Direct access to Signal has also been blocked in Iran for the past 3+ years, but it was not possible to use the same domain fronting technique there. In an apparently unique interpretation of US sanction law, Google does not allow any requests from Iran to be processed by Google App Engine. Requests would get past Iranian censors, but then Google themselves would block them.
In early 2018, a number of policy organizations increased pressure on Google to change their position on how they were interpreting US sanction law so that domain fronting would be possible from Iran. Sadly, these lobbying efforts seem to have had the opposite effect. When Google’s leadership became more aware of domain fronting, it generated internal conversations about whether they wanted to put themselves in the situation of providing cover for sites that entire countries wished to block.
A month later, we received 30-day advance notice from Google that they would be making internal changes to stop domain fronting from working entirely.
With Google no longer an option, we decided to look for popular domains in censored regions that were on CloudFront instead. Nothing is anywhere near as popular as Google, but there were a few sites that used CloudFront in the Alexa top 50 or 100. We’re an open source project, so the commit switching from GAE to CloudFront was public. Someone saw the commit and submitted it to HN. That post became popular, and apparently people inside Amazon saw it too.

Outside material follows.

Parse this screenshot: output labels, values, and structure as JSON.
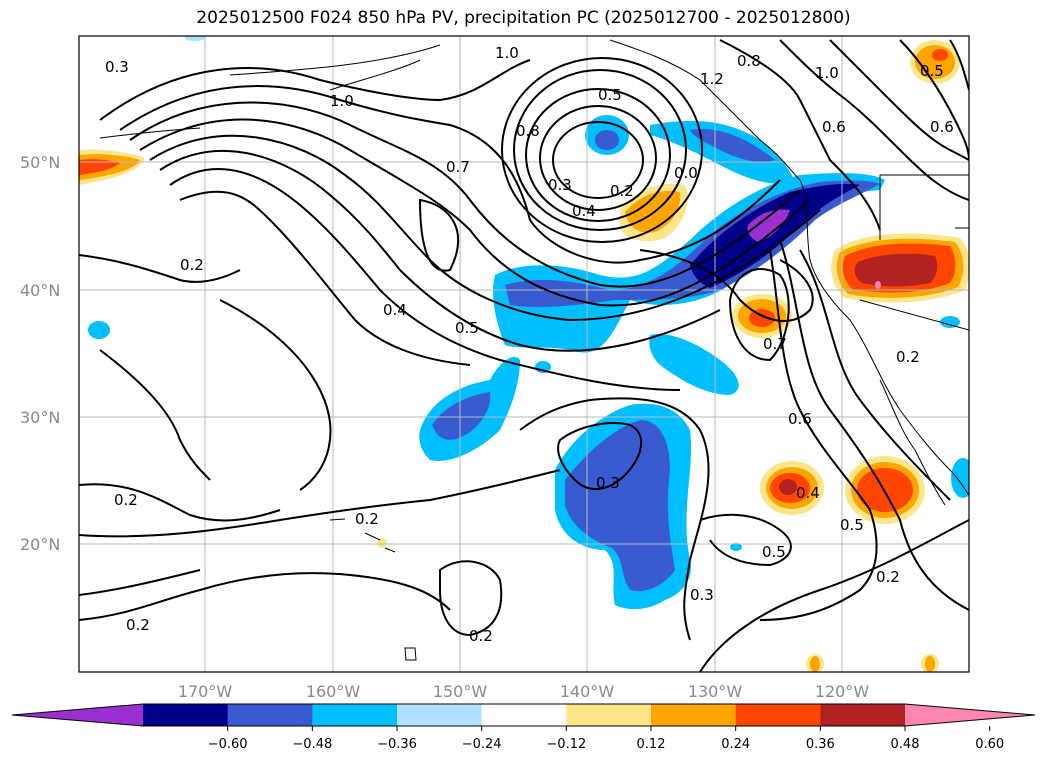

That’s how we got to the above email. Although our interpretation is ultimately not the one that matters, we don’t believe that we are violating the terms they describe:
- Our CloudFront distribution isn’t using the SSL certificate of any domain but our own.
- We aren’t falsifying the origin of traffic when our clients connect to CloudFront.
However, in the time-honored tradition of sharing unpopular news late on a Friday afternoon, a few days ago Amazon also announced what they are calling Enhanced Domain Protections for Amazon CloudFront Requests. It is a set of changes designed to prevent domain fronting from working entirely, across all of CloudFront.
With Google Cloud and AWS out of the picture, it seems that domain fronting as a censorship circumvention technique is now largely non-viable in the countries where Signal had enabled this feature. The idea behind domain fronting was that to block a single site, you’d have to block the rest of the internet as well. In the end, the rest of the internet didn’t like that plan.
We are considering ideas for a more robust system, but these ecosystem changes have happened very suddenly. Our team is only a few people, and developing new techniques will take time. Moreover, if recent changes by large cloud providers indicate a commitment to providing network-level visibility into the final destination of encrypted traffic flows, then the range of potential solutions becomes severely limited. If you’d like to help, we’re hiring.
In the meantime, the censors in these countries will have (at least temporarily) achieved their goals. Sadly, they didn’t have to do anything but wait.